Closed awkrail closed 2 years ago
Hi @misogil0116, Thanks for your interest in our work! You can start with one of our retrieval tasks such as msrvtt retrieval and then adapt it to other datasets of interest.
@jayleicn Hi, thank you for your quick response! I have other question about the train.jsonl. When loading this file, each element in the array has three keys: caption, clip_name, and sen_id. I guess that the clip_name should be same to the key in lmdb file, which stores video binary files.

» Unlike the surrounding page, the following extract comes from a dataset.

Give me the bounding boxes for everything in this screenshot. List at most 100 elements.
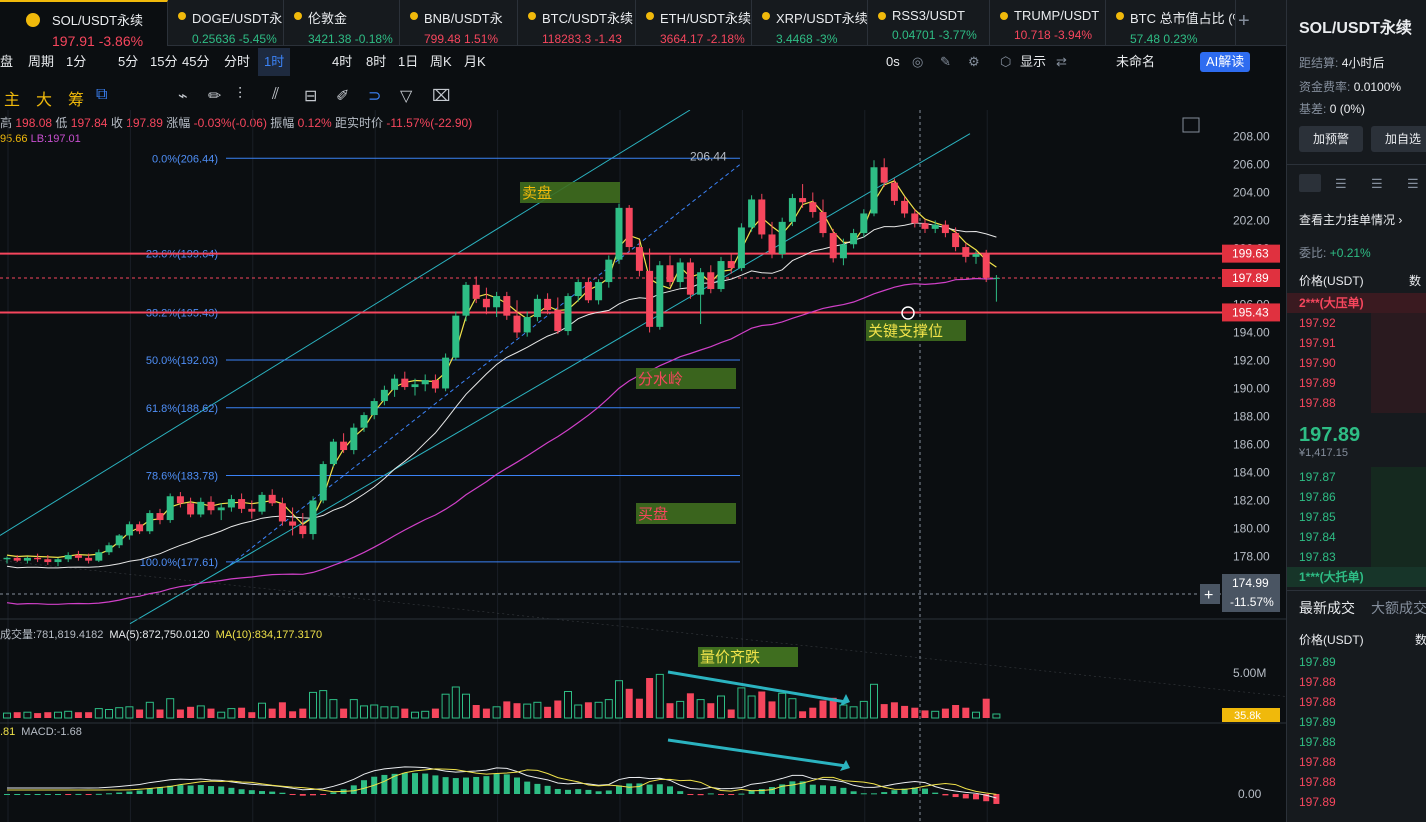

Is this correct?
In [3]: with open("/mnt/LSTA6/data/nishimura/misc/clipbert/txt_db/msrvtt_retrieval/train.jsonl") as f:
...: train_data = [json.loads(l.strip("\n")) for l in f.readlines()]
...:
In [4]: train_data[0]
Out[4]:
{'caption': 'a cartoon animals runs through an ice cave in a video game',
'clip_name': 'video2960',
'sen_id': 0}
Yes, you are correct!
Thank you!
Hi, thank you for sharing this interesting work!

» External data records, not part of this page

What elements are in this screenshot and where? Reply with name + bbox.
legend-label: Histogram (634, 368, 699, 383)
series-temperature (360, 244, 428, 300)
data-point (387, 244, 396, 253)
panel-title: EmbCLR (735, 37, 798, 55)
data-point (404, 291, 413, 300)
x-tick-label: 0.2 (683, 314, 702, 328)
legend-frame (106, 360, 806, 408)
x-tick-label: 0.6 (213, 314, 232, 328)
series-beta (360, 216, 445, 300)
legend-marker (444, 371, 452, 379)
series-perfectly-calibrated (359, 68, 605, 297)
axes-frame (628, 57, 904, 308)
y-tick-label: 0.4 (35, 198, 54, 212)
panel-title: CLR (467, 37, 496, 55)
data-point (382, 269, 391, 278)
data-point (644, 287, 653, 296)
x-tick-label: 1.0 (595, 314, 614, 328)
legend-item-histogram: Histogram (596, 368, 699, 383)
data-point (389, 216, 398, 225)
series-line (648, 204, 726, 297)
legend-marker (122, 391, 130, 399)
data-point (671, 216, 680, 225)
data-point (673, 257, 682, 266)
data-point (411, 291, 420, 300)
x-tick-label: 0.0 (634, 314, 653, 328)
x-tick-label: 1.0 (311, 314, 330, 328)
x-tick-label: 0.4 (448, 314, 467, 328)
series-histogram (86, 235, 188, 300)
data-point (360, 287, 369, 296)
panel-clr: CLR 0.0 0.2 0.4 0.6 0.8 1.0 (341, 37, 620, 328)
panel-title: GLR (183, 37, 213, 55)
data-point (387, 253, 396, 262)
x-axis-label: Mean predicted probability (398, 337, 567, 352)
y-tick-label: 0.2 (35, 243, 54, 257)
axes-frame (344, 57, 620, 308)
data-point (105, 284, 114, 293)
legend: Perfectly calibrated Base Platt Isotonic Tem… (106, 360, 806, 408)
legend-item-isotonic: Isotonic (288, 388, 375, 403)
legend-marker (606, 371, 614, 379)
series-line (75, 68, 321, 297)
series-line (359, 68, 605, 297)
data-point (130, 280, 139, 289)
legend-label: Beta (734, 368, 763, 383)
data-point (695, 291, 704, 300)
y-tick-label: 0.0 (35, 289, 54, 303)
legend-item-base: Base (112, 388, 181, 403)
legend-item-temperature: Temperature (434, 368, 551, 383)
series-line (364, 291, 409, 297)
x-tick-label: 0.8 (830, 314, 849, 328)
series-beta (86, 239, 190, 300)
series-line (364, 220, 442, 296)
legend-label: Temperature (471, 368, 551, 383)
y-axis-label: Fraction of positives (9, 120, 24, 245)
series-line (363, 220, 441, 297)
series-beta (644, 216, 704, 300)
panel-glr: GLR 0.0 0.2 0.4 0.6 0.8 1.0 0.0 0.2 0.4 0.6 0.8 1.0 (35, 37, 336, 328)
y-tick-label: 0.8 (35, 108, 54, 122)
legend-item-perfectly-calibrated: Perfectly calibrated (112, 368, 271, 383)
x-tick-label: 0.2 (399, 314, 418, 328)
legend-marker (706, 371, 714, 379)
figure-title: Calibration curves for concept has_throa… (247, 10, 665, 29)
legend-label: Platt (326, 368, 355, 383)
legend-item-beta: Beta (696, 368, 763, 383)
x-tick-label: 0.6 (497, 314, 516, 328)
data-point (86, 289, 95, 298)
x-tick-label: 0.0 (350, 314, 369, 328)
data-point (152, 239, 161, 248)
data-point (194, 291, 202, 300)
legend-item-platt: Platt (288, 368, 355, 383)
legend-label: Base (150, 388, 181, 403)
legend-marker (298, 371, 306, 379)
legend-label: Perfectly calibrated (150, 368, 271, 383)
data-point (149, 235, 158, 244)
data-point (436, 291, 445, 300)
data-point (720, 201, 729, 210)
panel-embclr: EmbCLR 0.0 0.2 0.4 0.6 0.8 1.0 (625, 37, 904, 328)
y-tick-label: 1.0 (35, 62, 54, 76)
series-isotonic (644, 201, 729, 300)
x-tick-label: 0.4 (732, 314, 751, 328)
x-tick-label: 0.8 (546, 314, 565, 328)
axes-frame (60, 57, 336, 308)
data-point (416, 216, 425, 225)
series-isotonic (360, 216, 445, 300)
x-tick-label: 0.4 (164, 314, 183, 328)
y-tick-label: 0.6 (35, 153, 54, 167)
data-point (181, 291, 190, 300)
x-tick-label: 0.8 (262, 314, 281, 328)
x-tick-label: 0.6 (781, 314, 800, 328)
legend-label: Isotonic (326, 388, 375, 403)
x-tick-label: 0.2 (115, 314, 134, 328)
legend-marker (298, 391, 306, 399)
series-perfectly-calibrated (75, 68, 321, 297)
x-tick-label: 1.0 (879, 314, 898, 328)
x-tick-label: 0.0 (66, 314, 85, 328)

I would like to try fine-tuining ClipBERT on other video-and-language dataset, such as YouCook2. My target downstream task is cross-modal retrieval in sentence-level, rather than paragraph-level.
Do you have any recommendations to train ClipBERT on custom datasets? In particular, I am curious about how to decide hyper-parameters described in config files for other datasets. Thank you.